AR Summit Round-Up: Proper Use Cases and Smart-Glassy Visions

I had the delight of attending at this year’s Augmented Reality Summit yesterday, presenting on the findings of our latest AR research and getting the latest insights from a good mix of technical and commercial experts. In general, I’d say that AR is coming of age in the sense that in get-togethers like this you’re starting to hear more commentary and opinions about what sorts of use cases actually make sense in real life. In the industry briefings and discussions I had, for instance, some two years ago, the focus was more about the technical enablement and the applications themselves weren’t really a concern. Being cool and new was enough.

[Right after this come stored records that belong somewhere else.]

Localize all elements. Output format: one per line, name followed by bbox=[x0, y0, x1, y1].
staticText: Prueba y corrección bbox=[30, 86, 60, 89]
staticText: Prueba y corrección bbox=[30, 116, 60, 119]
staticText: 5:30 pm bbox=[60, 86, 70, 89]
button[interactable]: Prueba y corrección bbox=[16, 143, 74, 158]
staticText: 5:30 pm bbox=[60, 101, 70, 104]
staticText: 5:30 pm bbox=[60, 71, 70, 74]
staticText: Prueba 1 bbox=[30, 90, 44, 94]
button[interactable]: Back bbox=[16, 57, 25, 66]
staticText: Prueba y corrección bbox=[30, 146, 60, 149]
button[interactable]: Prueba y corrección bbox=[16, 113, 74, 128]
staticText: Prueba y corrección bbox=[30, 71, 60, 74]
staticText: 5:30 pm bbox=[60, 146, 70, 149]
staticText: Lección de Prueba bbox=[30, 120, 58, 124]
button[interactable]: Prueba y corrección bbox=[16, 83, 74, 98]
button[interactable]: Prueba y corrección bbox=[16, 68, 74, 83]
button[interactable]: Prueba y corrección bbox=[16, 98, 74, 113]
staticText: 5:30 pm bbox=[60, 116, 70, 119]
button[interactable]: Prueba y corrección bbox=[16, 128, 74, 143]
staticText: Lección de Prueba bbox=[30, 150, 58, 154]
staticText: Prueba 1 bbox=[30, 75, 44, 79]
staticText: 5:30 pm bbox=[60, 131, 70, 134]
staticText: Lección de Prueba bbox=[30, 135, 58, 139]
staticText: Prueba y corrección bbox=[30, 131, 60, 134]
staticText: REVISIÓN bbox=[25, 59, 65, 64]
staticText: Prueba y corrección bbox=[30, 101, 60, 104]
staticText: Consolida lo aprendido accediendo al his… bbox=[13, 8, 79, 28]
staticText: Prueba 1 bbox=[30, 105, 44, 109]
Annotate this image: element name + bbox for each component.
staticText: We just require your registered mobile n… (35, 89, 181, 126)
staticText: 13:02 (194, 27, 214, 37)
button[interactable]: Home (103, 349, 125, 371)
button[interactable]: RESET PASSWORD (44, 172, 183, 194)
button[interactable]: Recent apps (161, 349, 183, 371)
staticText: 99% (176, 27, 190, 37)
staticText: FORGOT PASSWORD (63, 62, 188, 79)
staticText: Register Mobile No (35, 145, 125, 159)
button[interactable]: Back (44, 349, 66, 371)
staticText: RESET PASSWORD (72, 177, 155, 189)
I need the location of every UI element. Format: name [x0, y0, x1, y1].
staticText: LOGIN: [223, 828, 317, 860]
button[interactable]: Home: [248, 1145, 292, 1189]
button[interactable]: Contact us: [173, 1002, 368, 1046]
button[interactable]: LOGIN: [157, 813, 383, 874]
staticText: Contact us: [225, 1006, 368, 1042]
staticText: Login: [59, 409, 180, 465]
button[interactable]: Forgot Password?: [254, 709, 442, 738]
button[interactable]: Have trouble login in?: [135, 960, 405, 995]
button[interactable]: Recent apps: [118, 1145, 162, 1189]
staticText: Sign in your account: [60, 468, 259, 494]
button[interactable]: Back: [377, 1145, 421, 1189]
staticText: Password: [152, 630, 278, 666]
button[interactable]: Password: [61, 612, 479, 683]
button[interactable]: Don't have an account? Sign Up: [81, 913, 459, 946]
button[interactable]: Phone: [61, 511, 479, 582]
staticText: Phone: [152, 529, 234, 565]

Granted, there’s still quite a lot of AR stuff done where the only value is novelty value, but that’s also because it is attracting so many new developers who (or whose clients) are simply testing the waters and figuring out what might work. At the same time, you can however see many applications being built because the actual idea behind them is just compelling. Some of the winners of the event’s adjacent award ceremony serve as good examples:

 

  • Fuzzy Logic was picked for the Best Developer award, for its portfolio of several extensive mobile games that leverage AR. Note that these are standalone games and not just titles commissioned by brands for marketing campaigns.
  • Zappar’s Easter bunny “retail-tainment” campaign with ASDA was selected as the best practical case study, not least because of the metrics it achieved. In one day across 300 stores, the AR-powered bunny hunt got 15,000 customers engaged with a total of 32,000 interactions, with each interaction lasting 90 seconds.
  • Apache Solutions, whose Become Iron Man project for Disney was awarded as the most innovative use of AR. I didn’t get to try it once it ran in the UK, but it does look like a pretty engaging use of Augmented (and Virtual) Reality, based on Kinect’s gesture recognition tech.

 

So on the level of use cases there’s definitely a shift going on from fizzy aperitifs to something more savoury. It may not be long before “AR apps” aren’t discussed any more than “touchscreen apps” or “voice calls”. AR is a very horizontal concept, which can be used in a countless number of ways, so it shouldn’t take that long until the term itself starts fading to the conceptual background.

Finally, smart eyewear – not terribly surprisingly, thanks to Google Glass – was obviously the hottest of yesterday’s events more future-oriented topics. On that front, there was a wide consensus that it’s a product segment that will diffuse through the enterprise space, where it's already seeing traction with players like Vuzix. Logistics, engineering, and healthcare are all areas where the benefits of receiving hands-free, HUD-viewed notifications and information has tangible productivity benefits. In the consumer sector, the same technical inhibitors that we pointed out last year still apply, and besides them there are also serious security and privacy concerns to address.

 

I, for one, have also become quite vehemently convinced that the issues of information overload and inattentional blindess (both of which are very laudably summed up e.g. in this article) is so fundamental that it’ll take major advances in areas like sensor fusion, contextual awareness, and machine learning before the smart eyewear is a viable proposition in the wild, outside of contained enterprise environments. We’re talking about a user interface that is so intimate, so (concretely) in-your-face that, when unfiltered, it has the potential to get the users fed up with up in record time. That’s why it won’t be a good fit for many environments. But that shouldn’t surprise anyone – for we still send messages when we could have a voice call, and have a voice call when we could have a video call. (And I acknowledge that it hereby took me two paragraphs to contradict my earlier point about the “voice calls”. Happy now?)